If you want to prove you’re a real gun nut, the way to do it is to refer to yourself as a “Second Amendment absolutist.”  Now in fact that phrase has no real meaning at all, at least not in any legal sense, but it’s a way of identifying with the group that went nuts at the 2000 NRA meeting when the words ‘not from my cold, dead hands’ were intoned by then-NRA President Charlton Heston, whose movie career was just about over except for a bit part in Bowling for Columbine where Michael Moore tried, unsuccessfully, to pester him to death.

As far as I can figure out, to be a Second Amendment absolutist means that government cannot pass any law that would keep American citizens from getting their hands on guns.  Which means bye-bye background checks, bye-bye permit-to-purchase requirements, bye-bye waiting periods and, most of all, bye-bye to any restrictions on walking around with a gun.  It also goes without saying that there wouldn’t be any attempts to restrict the types of guns.  Well, maybe we’d let the government continue to regulate full-auto guns, if only because these items fall into the category of military, rather than civilian small arms. Otherwise, if you can pull the trigger and the gun goes bang only once, you can own and carry anything that you want.

heston               What the gun nuts really want is a legal system which, when it comes to small arms, really doesn’t operate at all.  Which is why I find a new effort to abolish the 2nd Amendment a very interesting response to the absolutist point of view. Because while the absolutists want the amendment ignored, the abolitionists want it to disappear which, to all intents and purposes, amounts to the same thing.  The difference, of course, and the difference is crucial, is that the absolutists want limitless Constitutional protection for their gun-nuttery; the abolitionists know that getting rid of the 2nd Amendment will go a long way towards getting rid of the guns.

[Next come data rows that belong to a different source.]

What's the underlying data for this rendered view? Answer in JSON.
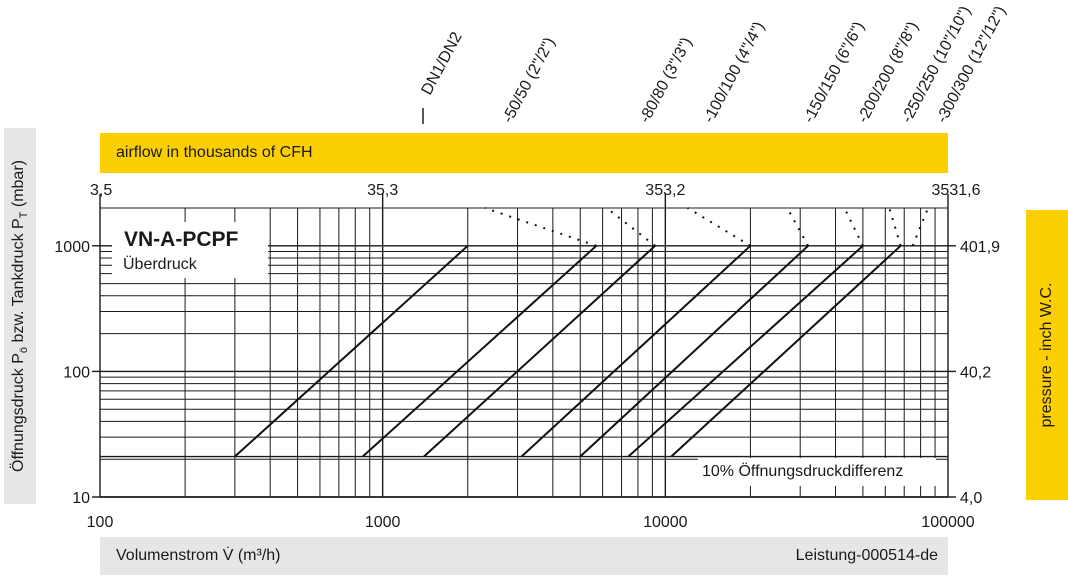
{
  "top_band": {
    "label": "airflow in thousands of CFH",
    "color": "#fcd000"
  },
  "right_band": {
    "label": "pressure  - inch W.C.",
    "color": "#fcd000"
  },
  "left_axis_label": {
    "main": "Öffnungsdruck P",
    "sub_o": "ö",
    "middle": " bzw. Tankdruck P",
    "sub_t": "T",
    "unit": " (mbar)"
  },
  "bottom_band": {
    "label": "Volumenstrom V̇ (m³/h)",
    "ref": "Leistung-000514-de",
    "color": "#e6e6e6"
  },
  "left_band_color": "#e6e6e6",
  "legend_box": {
    "title": "VN-A-PCPF",
    "subtitle": "Überdruck"
  },
  "note": "10% Öffnungsdruckdifferenz",
  "header_label": "DN1/DN2",
  "chart_data": {
    "type": "line",
    "x_scale": "log",
    "y_scale": "log",
    "xlim": [
      100,
      100000
    ],
    "ylim": [
      10,
      2000
    ],
    "xlabel": "Volumenstrom V̇ (m³/h)",
    "ylabel": "Öffnungsdruck Pö bzw. Tankdruck PT (mbar)",
    "x_ticks": [
      "100",
      "1000",
      "10000",
      "100000"
    ],
    "y_ticks": [
      "10",
      "100",
      "1000"
    ],
    "top_ticks": [
      "3,5",
      "35,3",
      "353,2",
      "3531,6"
    ],
    "right_ticks": [
      "4,0",
      "40,2",
      "401,9"
    ],
    "grid": true,
    "series": [
      {
        "name": "DN1/DN2",
        "x": [
          300,
          2000
        ],
        "y": [
          21,
          1000
        ],
        "dashed_extension": []
      },
      {
        "name": "-50/50 (2\"/2\")",
        "x": [
          850,
          5700
        ],
        "y": [
          21,
          1000
        ],
        "dashed_extension": [
          2300,
          2000
        ]
      },
      {
        "name": "-80/80 (3\"/3\")",
        "x": [
          1400,
          9200
        ],
        "y": [
          21,
          1000
        ],
        "dashed_extension": [
          6200,
          2000
        ]
      },
      {
        "name": "-100/100 (4\"/4\")",
        "x": [
          3100,
          20000
        ],
        "y": [
          21,
          1000
        ],
        "dashed_extension": [
          12000,
          2000
        ]
      },
      {
        "name": "-150/150 (6\"/6\")",
        "x": [
          5000,
          32000
        ],
        "y": [
          21,
          1000
        ],
        "dashed_extension": [
          27000,
          2000
        ]
      },
      {
        "name": "-200/200 (8\"/8\")",
        "x": [
          7400,
          50000
        ],
        "y": [
          21,
          1000
        ],
        "dashed_extension": [
          43000,
          2000
        ]
      },
      {
        "name": "-250/250 (10\"/10\")",
        "x": [
          10500,
          68000
        ],
        "y": [
          21,
          1000
        ],
        "dashed_extension": [
          62000,
          2000
        ]
      },
      {
        "name": "-300/300 (12\"/12\")",
        "x": [],
        "y": [],
        "dashed_extension": [
          85000,
          2000
        ]
      }
    ],
    "threshold_line_y": 21
  }
}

Ironically, this was somewhat the state of affairs after the SCOTUS handed down its previous 2nd Amendment decision known as United States vs. Miller in 1939.  In this case, which involved transporting a sawed-off shotgun across state lines, the Court held exactly the opposite from the way it ruled in 2008, namely, that the Constitution did not protect the private ownership of guns. But interestingly, for at least fifty years following Miller, there was little, if any legislative activity involving gun ownership, and even the landmark GCA68 law which got the Feds into gun regulation big-time, didn’t really touch on Constitutional issues at all.  It wasn’t until the Clinton Administration passed two gun laws (Brady and Assault Weapons) in 1994 that arguments over the 2nd Amendment began to heat up, leading eventually to the 2008 decision – a history that is covered thoroughly by Adam Winkler in his well-written book.

The reason I am so taken with this new effort to abolish the 2nd Amendment is that the gun-control community has always been somewhat ambivalent about the statute and, if anything, has found it necessary to defend the amendment from a liberal point of view.  In fact, the debate that led up to the 2008 decision was inaugurated by a pro-2nd Amendment article written by a liberal legal scholar, Sandy Levinson. His 1989 article, “The Embarrassing Second Amendment,” called upon liberal legal circles to support the amendment because, like free speech supporters who argued in favor of the Klan, the Constitution protected the bad along with the good.

Ever since Levinson, liberals have fallen over themselves to proclaim their devotion to the 2nd Amendment while, at the same time, invariably calling for more regulation of guns.  But I don’t see how the constitutionality of gun ownership has anything to do with the 100,000 people injured and killed each year with guns.  Sorry, but the kids and teachers in Sandy Hook would be alive today if Adam Lanza had to leave his gun ‘rights’ at the front door.